How is it different in your 20s and 30s? You are an adult by then
Anonymous
This is so weird. Be a grown up. Talk to your husband. Put your foot down. Either you are willing to do something effective to get the marriage you want or you aren't.
Anonymous
Anonymous wrote:
Anonymous wrote:You sound really insecure OP.

The dinner thing is weird, why do you feel the need to chaperone?


It’s not about chaperoning it’s that another woman is inviting my husband out and telling him not to bring his wife which is suspect.

I know it’s not a popular opinion to have but there is a difference in boundaries between a straight guy having a female friend and the nature of friendship between 2 guys friends.

I usually think after marriage and you start forming your own family those opposite sex friendships usually dwindle down.


It's your DH's responsibility to set boundaries that support HIS marriage. You may have a legitimate issue with HIS relationship with his female friend but it is your DH that owes you something. Why aren't you holding him accountable for HIS behavior instead of a woman who owes you nothing?

You have a DH problem.
Anonymous
Anonymous wrote:
Anonymous wrote:
Anonymous wrote:You sound really insecure OP.

The dinner thing is weird, why do you feel the need to chaperone?


It’s not about chaperoning it’s that another woman is inviting my husband out and telling him not to bring his wife which is suspect.

I know it’s not a popular opinion to have but there is a difference in boundaries between a straight guy having a female friend and the nature of friendship between 2 guys friends.

I usually think after marriage and you start forming your own family those opposite sex friendships usually dwindle down.


It's your DH's responsibility to set boundaries that support HIS marriage.

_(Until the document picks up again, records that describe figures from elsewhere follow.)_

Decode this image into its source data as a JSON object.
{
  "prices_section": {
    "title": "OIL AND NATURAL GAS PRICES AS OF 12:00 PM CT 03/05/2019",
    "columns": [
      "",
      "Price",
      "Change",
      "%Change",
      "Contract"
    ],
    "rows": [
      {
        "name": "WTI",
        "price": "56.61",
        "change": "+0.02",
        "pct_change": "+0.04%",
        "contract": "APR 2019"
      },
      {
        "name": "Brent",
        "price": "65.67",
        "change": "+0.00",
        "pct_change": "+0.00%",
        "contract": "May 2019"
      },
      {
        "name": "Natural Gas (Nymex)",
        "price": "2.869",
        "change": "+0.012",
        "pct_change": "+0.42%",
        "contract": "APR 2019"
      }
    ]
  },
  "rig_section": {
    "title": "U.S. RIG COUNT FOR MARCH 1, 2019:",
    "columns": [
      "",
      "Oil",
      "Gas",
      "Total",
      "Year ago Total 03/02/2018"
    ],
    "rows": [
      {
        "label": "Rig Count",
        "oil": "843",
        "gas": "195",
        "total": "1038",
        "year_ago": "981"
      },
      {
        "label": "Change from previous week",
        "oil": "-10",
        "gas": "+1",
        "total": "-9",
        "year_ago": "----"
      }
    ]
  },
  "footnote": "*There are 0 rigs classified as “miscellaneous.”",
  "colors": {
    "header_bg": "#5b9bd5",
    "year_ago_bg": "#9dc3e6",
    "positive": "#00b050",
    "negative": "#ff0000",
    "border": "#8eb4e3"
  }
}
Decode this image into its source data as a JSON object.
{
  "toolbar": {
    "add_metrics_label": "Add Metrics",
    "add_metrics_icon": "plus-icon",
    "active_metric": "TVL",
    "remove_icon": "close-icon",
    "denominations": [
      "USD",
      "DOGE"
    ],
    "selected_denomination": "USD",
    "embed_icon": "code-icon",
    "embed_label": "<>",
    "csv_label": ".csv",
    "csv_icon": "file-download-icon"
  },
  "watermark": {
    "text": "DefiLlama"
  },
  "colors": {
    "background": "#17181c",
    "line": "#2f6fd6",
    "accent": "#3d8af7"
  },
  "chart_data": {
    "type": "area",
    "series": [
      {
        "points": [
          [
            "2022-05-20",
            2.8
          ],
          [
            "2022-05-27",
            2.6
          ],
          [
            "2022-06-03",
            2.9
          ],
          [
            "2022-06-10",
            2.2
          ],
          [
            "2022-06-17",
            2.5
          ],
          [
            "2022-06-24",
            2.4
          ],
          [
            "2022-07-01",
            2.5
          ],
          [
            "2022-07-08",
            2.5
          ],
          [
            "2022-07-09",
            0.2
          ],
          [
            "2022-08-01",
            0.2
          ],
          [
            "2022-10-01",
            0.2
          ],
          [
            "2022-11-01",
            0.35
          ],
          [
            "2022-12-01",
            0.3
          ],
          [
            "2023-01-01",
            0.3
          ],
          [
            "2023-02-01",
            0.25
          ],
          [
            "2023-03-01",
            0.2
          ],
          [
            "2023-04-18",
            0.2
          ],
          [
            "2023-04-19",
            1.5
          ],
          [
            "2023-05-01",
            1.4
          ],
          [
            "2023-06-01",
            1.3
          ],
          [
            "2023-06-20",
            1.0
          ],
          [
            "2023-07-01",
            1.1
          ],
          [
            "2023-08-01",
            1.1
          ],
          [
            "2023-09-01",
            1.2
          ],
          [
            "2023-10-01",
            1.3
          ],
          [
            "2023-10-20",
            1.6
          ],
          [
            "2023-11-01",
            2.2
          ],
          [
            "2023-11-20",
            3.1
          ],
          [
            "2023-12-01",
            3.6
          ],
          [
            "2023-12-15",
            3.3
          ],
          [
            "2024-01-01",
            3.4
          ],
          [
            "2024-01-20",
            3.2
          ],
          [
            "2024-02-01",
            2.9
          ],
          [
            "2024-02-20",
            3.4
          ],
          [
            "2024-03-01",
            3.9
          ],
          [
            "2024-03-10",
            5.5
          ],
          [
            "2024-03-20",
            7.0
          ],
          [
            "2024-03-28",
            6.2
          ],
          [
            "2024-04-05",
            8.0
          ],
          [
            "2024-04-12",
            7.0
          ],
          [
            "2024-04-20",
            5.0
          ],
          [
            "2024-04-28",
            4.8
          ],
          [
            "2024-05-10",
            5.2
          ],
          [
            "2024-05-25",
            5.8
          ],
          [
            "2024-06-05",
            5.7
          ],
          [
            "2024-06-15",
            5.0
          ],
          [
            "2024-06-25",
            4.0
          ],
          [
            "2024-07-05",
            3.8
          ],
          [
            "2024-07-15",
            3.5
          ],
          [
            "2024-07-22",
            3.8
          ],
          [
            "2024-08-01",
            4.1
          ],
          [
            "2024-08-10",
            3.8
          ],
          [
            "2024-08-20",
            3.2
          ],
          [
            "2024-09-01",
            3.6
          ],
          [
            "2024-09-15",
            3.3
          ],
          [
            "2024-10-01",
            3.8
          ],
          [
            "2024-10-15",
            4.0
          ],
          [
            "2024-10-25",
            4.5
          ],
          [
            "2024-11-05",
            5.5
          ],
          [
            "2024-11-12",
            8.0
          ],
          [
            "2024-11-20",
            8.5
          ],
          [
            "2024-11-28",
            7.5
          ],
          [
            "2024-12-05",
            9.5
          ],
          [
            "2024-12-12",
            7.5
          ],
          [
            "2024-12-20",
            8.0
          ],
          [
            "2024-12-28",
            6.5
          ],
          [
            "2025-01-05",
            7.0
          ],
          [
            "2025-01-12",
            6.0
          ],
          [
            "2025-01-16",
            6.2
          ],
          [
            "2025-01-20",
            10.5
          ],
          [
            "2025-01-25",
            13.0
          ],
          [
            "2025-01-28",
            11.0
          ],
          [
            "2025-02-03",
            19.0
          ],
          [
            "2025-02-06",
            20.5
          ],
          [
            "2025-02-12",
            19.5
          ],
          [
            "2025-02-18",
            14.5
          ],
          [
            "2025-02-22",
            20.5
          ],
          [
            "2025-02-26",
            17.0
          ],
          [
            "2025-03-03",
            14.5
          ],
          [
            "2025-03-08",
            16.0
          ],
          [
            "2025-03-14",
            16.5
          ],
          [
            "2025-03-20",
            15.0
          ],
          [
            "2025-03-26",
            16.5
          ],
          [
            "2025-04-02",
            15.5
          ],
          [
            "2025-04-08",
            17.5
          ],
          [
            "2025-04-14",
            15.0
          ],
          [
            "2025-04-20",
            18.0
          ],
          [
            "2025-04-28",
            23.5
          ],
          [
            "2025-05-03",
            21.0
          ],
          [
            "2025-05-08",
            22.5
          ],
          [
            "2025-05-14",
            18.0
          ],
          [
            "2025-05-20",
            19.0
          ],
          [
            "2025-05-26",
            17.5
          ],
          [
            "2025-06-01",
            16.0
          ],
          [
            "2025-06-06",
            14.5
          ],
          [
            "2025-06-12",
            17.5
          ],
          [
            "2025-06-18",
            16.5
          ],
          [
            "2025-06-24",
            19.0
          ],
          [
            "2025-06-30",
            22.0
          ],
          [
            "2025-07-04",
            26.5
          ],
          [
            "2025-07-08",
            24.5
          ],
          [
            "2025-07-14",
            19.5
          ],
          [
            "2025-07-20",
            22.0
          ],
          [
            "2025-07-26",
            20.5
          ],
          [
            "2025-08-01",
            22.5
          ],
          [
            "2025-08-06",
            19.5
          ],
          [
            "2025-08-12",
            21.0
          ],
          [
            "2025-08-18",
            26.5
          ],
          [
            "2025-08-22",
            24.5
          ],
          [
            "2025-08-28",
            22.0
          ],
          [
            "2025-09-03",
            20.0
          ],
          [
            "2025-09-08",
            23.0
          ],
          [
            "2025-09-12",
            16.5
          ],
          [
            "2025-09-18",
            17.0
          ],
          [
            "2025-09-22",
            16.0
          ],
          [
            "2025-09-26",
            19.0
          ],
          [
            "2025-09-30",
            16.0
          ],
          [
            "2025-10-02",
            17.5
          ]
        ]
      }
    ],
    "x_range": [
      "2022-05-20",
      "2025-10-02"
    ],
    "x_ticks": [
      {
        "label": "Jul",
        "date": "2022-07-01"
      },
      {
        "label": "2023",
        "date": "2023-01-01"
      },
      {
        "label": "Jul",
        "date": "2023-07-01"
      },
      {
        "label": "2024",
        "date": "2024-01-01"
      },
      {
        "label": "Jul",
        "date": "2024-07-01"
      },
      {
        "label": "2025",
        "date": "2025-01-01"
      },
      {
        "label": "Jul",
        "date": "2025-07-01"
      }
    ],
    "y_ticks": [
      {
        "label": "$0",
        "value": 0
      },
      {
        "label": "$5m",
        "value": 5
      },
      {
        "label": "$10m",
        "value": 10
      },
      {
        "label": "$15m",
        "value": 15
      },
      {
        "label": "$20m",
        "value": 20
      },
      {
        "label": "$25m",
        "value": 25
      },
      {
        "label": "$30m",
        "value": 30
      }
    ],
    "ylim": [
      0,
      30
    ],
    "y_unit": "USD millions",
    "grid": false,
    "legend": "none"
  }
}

You may have a legitimate issue with HIS relationship with his female friend but it is your DH that owes you something. Why aren't you holding him accountable for HIS behavior instead of a woman who owes you nothing?

You have a DH problem.


+1
Anonymous
I was kinda of with you until you make it sound like you are afraid to let your husband be alone with a female friend he's know for ages. That is weird? Why can't he have a lunch or a phone call with her where they discuss friend stuff and you are not there? I am married and have several old friends who are men (a couple also married, one not) and I socialize with them 1:1 sometimes. I also socialize with their wives sometimes, and they hang out with my husband sometimes.

Maybe that's the issue. Have you made an effort to become friends with this woman your husband is obviously very close to?
Anonymous
My best friends are 3 guys. We have been friends for over 20 years. I would have had a very big problem if my DH told me I had to “dwindle down” these relationships.